Scalpers have been known to buy and resell hot tickets for big-name music acts or sporting events, like Taylor Swift concerts and the Super Bowl. In Florida, some were using the same tactics for a less glamorous pass: a driver’s license appointment in Miami-Dade County.
The county tax collector’s office announced on Monday that it had “uncovered a network of appointment scalpers” profiting from access to motor vehicles offices by “hoarding free appointments and reselling them for a profit.”
“We know who they are and how they operate,” Dariel Fernandez, the Miami-Dade tax collector, said in a statement. “We will not accept any appointment obtained through system abuse.”
The scalpers found so far have not been punished, because the practice was not illegal, but there is already an effort to change that and make it a civil offense.
As for the questionable appointments, a statement from the tax collector’s office on Thursday said that it was “trying to cancel all appointments that have been flagged from a potential scalper but it is a complicated process.”
The practice has not been limited to Miami-Dade County. In 2023, the Hillsborough County tax collector’s office in Tampa, Fla., announced changes to its operations after discovering that scammers had booked appointments for driver’s licenses and then tried to resell the time slots to the public.
The suspicious activity in Miami-Dade was discovered this year after the tax collector’s office began to take the processing of driver’s licenses from the Florida Department of Highway Safety and Motor Vehicles, as had been approved under a constitutional amendment. During the transition, new software and security protocols were adopted in at least two locations in Miami.
The software uncovered data revealing that at least 200 appointments had been booked through scalpers, which led the office to further investigate. The scalpers booked the appointments by using bots and fake accounts, and then resold the appointments for $25 to $250, the office said.
The investigation is continuing, but the tax collector’s office said that local driving schools had been involved in taking some appointment slots.
There are nine driver’s license offices in Miami-Dade County that serve nearly three million residents seeking new driver’s licenses, renewals or identification cards.
Residents have been forced to book their appointments online weeks or months away, only to stand in lines that often wind out the office doors when they arrive.

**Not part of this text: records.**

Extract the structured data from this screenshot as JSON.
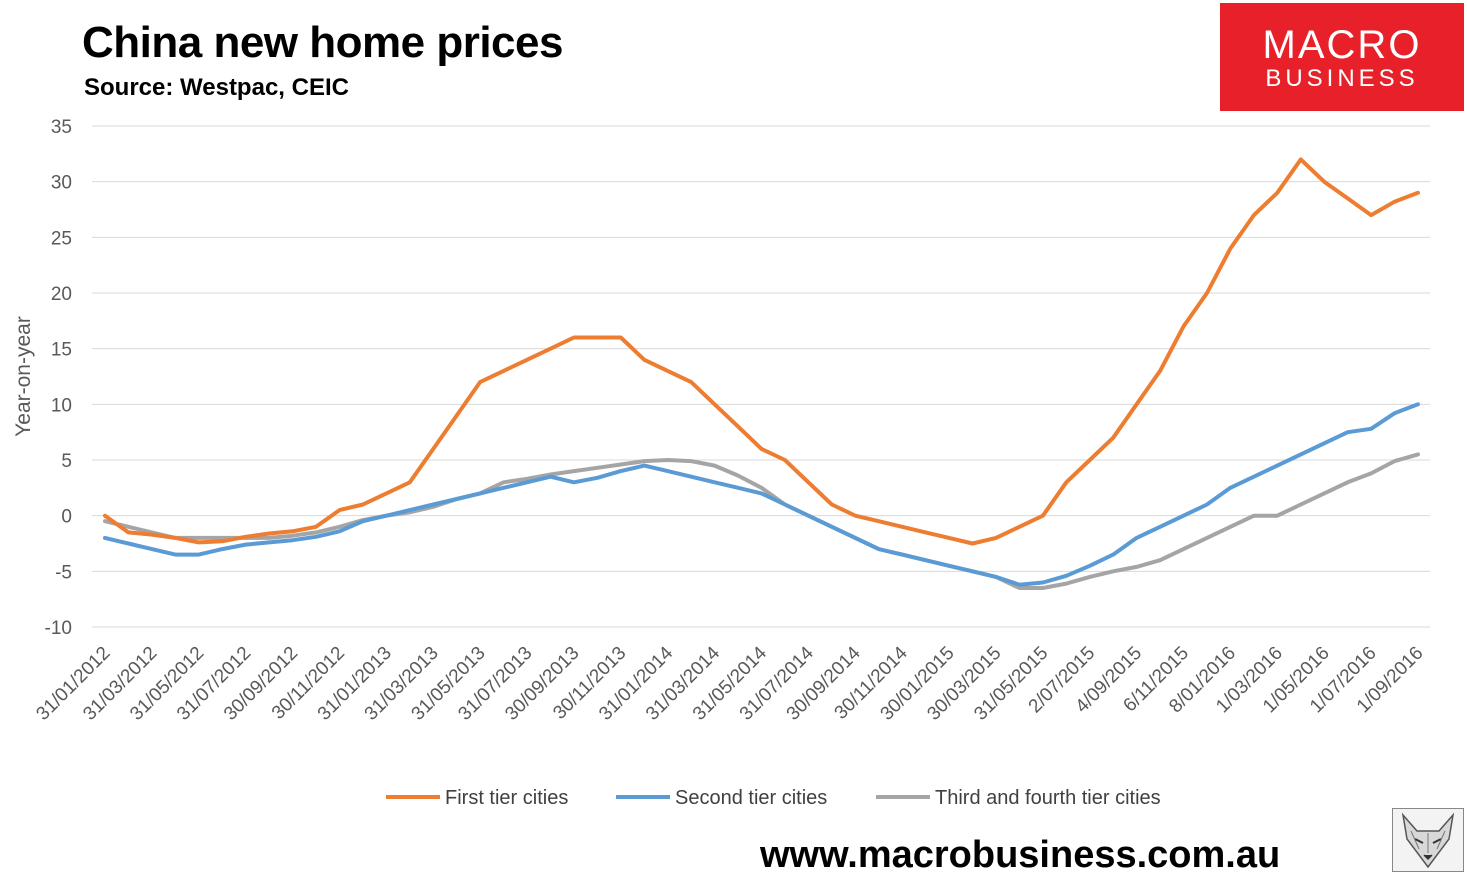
{
  "header": {
    "title": "China new home prices",
    "subtitle": "Source: Westpac, CEIC"
  },
  "logo": {
    "line1": "MACRO",
    "line2": "BUSINESS"
  },
  "footer": {
    "url": "www.macrobusiness.com.au"
  },
  "chart_data": {
    "type": "line",
    "ylabel": "Year-on-year",
    "ylim": [
      -10,
      35
    ],
    "yticks": [
      -10,
      -5,
      0,
      5,
      10,
      15,
      20,
      25,
      30,
      35
    ],
    "grid": true,
    "legend_position": "bottom",
    "x_tick_labels": [
      "31/01/2012",
      "31/03/2012",
      "31/05/2012",
      "31/07/2012",
      "30/09/2012",
      "30/11/2012",
      "31/01/2013",
      "31/03/2013",
      "31/05/2013",
      "31/07/2013",
      "30/09/2013",
      "30/11/2013",
      "31/01/2014",
      "31/03/2014",
      "31/05/2014",
      "31/07/2014",
      "30/09/2014",
      "30/11/2014",
      "30/01/2015",
      "30/03/2015",
      "31/05/2015",
      "2/07/2015",
      "4/09/2015",
      "6/11/2015",
      "8/01/2016",
      "1/03/2016",
      "1/05/2016",
      "1/07/2016",
      "1/09/2016"
    ],
    "series": [
      {
        "name": "First tier cities",
        "color": "#ed7d31",
        "values": [
          0,
          -1.5,
          -1.7,
          -2,
          -2.4,
          -2.3,
          -1.9,
          -1.6,
          -1.4,
          -1,
          0.5,
          1,
          2,
          3,
          6,
          9,
          12,
          13,
          14,
          15,
          16,
          16,
          16,
          14,
          13,
          12,
          10,
          8,
          6,
          5,
          3,
          1,
          0,
          -0.5,
          -1,
          -1.5,
          -2,
          -2.5,
          -2,
          -1,
          0,
          3,
          5,
          7,
          10,
          13,
          17,
          20,
          24,
          27,
          29,
          32,
          30,
          28.5,
          27,
          28.2,
          29
        ]
      },
      {
        "name": "Second tier cities",
        "color": "#5b9bd5",
        "values": [
          -2,
          -2.5,
          -3,
          -3.5,
          -3.5,
          -3,
          -2.6,
          -2.4,
          -2.2,
          -1.9,
          -1.4,
          -0.5,
          0,
          0.5,
          1,
          1.5,
          2,
          2.5,
          3,
          3.5,
          3,
          3.4,
          4,
          4.5,
          4,
          3.5,
          3,
          2.5,
          2,
          1,
          0,
          -1,
          -2,
          -3,
          -3.5,
          -4,
          -4.5,
          -5,
          -5.5,
          -6.2,
          -6,
          -5.4,
          -4.5,
          -3.5,
          -2,
          -1,
          0,
          1,
          2.5,
          3.5,
          4.5,
          5.5,
          6.5,
          7.5,
          7.8,
          9.2,
          10
        ]
      },
      {
        "name": "Third and fourth tier cities",
        "color": "#a5a5a5",
        "values": [
          -0.5,
          -1,
          -1.5,
          -2,
          -2,
          -2,
          -2,
          -2,
          -1.8,
          -1.5,
          -1,
          -0.4,
          0,
          0.3,
          0.8,
          1.5,
          2,
          3,
          3.3,
          3.7,
          4,
          4.3,
          4.6,
          4.9,
          5,
          4.9,
          4.5,
          3.6,
          2.5,
          1,
          0,
          -1,
          -2,
          -3,
          -3.5,
          -4,
          -4.5,
          -5,
          -5.5,
          -6.5,
          -6.5,
          -6.1,
          -5.5,
          -5,
          -4.6,
          -4,
          -3,
          -2,
          -1,
          0,
          0,
          1,
          2,
          3,
          3.8,
          4.9,
          5.5
        ]
      }
    ]
  }
}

That was the scene on Thursday afternoon at one driver’s license office in a bustling shopping plaza in northwest Miami, where people stood outside waiting for their names to be called.
One of them was Esmeralda Miranda, 19, who had booked an online appointment for her driver’s license exam in January.

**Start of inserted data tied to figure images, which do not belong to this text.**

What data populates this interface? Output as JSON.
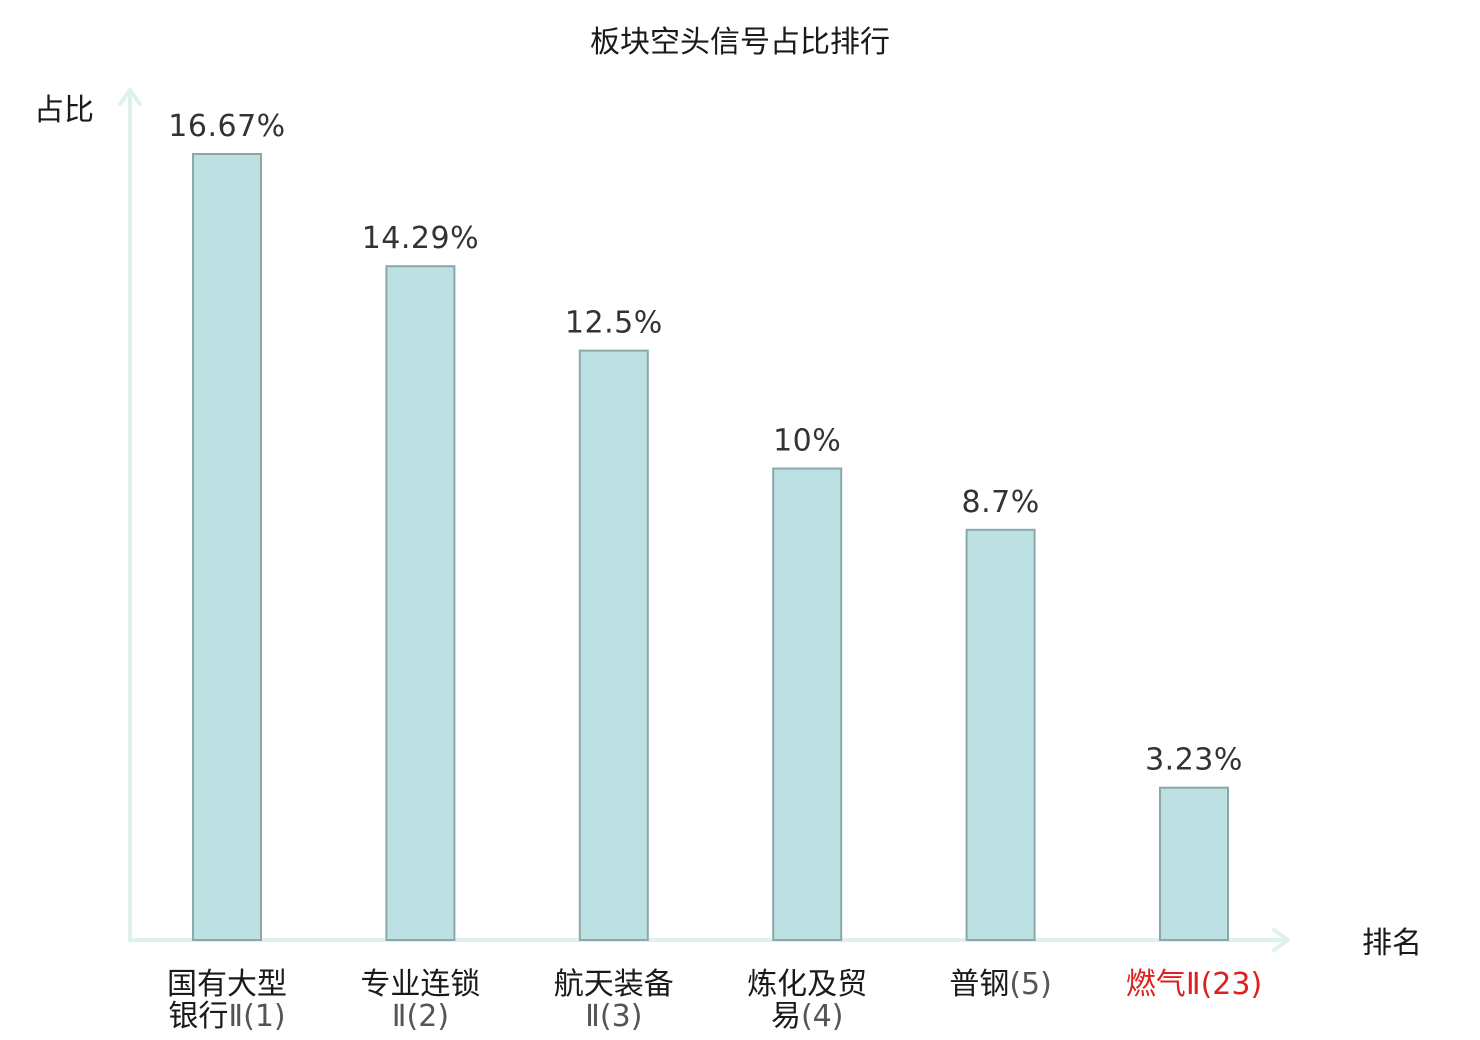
{
  "chart_data": {
    "type": "bar",
    "title": "板块空头信号占比排行",
    "ylabel": "占比",
    "xlabel": "排名",
    "ylim": [
      0,
      18
    ],
    "grid": false,
    "categories": [
      {
        "lines": [
          {
            "name": "国有大型",
            "rank": ""
          },
          {
            "name": "银行",
            "rank": "Ⅱ(1)"
          }
        ],
        "highlight": false
      },
      {
        "lines": [
          {
            "name": "专业连锁",
            "rank": ""
          },
          {
            "name": "",
            "rank": "Ⅱ(2)"
          }
        ],
        "highlight": false
      },
      {
        "lines": [
          {
            "name": "航天装备",
            "rank": ""
          },
          {
            "name": "",
            "rank": "Ⅱ(3)"
          }
        ],
        "highlight": false
      },
      {
        "lines": [
          {
            "name": "炼化及贸",
            "rank": ""
          },
          {
            "name": "易",
            "rank": "(4)"
          }
        ],
        "highlight": false
      },
      {
        "lines": [
          {
            "name": "普钢",
            "rank": "(5)"
          }
        ],
        "highlight": false
      },
      {
        "lines": [
          {
            "name": "燃气",
            "rank": "Ⅱ(23)"
          }
        ],
        "highlight": true
      }
    ],
    "values": [
      16.67,
      14.29,
      12.5,
      10,
      8.7,
      3.23
    ],
    "value_labels": [
      "16.67%",
      "14.29%",
      "12.5%",
      "10%",
      "8.7%",
      "3.23%"
    ],
    "colors": {
      "bar_fill": "#bde0e3",
      "bar_stroke": "#8aa8aa",
      "axis": "#dff1ee",
      "highlight_text": "#e02020"
    }
  }
}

“I don’t think it’s right for them” to hoard the appointments, she said, adding “because everyone can, like book the appointment for themselves. I feel like it’s wrong for them to do that.”

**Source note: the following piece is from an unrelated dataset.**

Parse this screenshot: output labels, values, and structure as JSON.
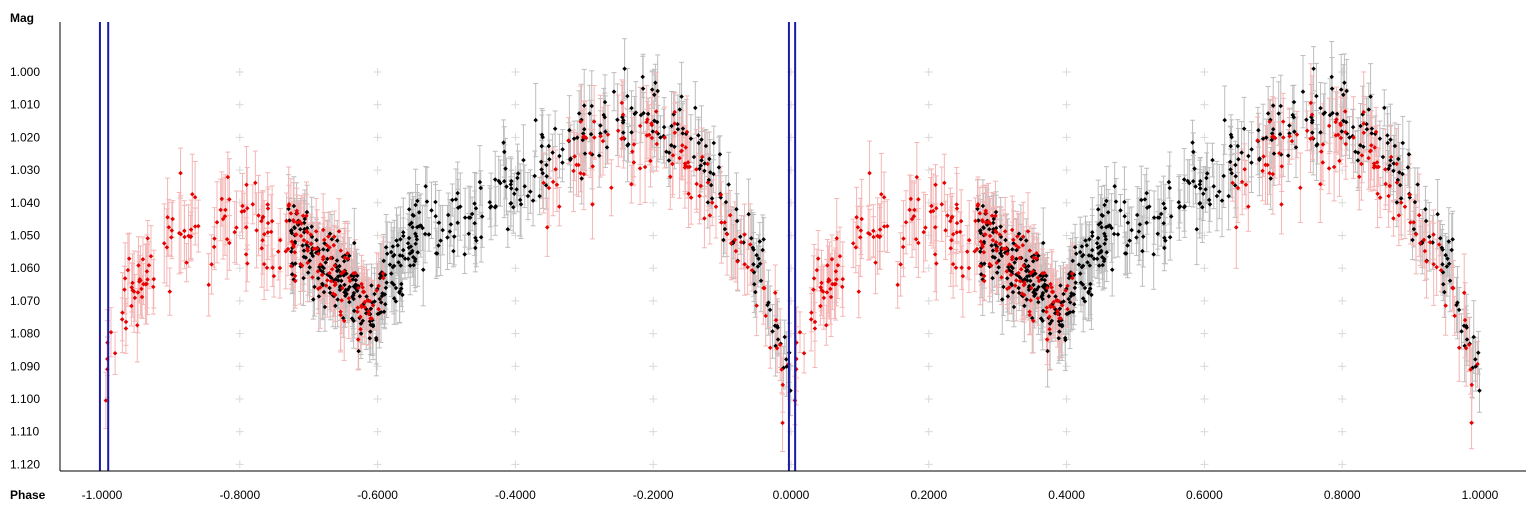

Standing a few spots away from her, Alain Garcia and his wife, Katherine Moran, agreed.
“It’s not right,” said Mr. Garcia, who was accompanying his wife as she waited to take her exam. They had also booked her appointment online, in January.
“Tired, too much waiting,” he said restlessly after waiting more than an hour. Others waiting in line spilled out to another sidewalk in the parking lot, where they stood under the sweltering sun. Yet some others sat in their air-conditioned cars, parked just outside the office.
Ms. Moran blamed the area’s large population for the rise of the scalpers.
“It’s too much volume, too many people,” she said.
The practice of buying and reselling the appointments is not in itself illegal, according to the tax collector’s office, which added that it would work with county officials and law enforcement “to put an end” to it.
Commissioner Kevin Cabrera of Miami-Dade County has introduced legislation that would make the sale of public service appointments, such as those for driver’s licenses, a civil offense punishable by a fine of $500 per violation. The ordinance will be presented to the Board of County Commissioners on April 1.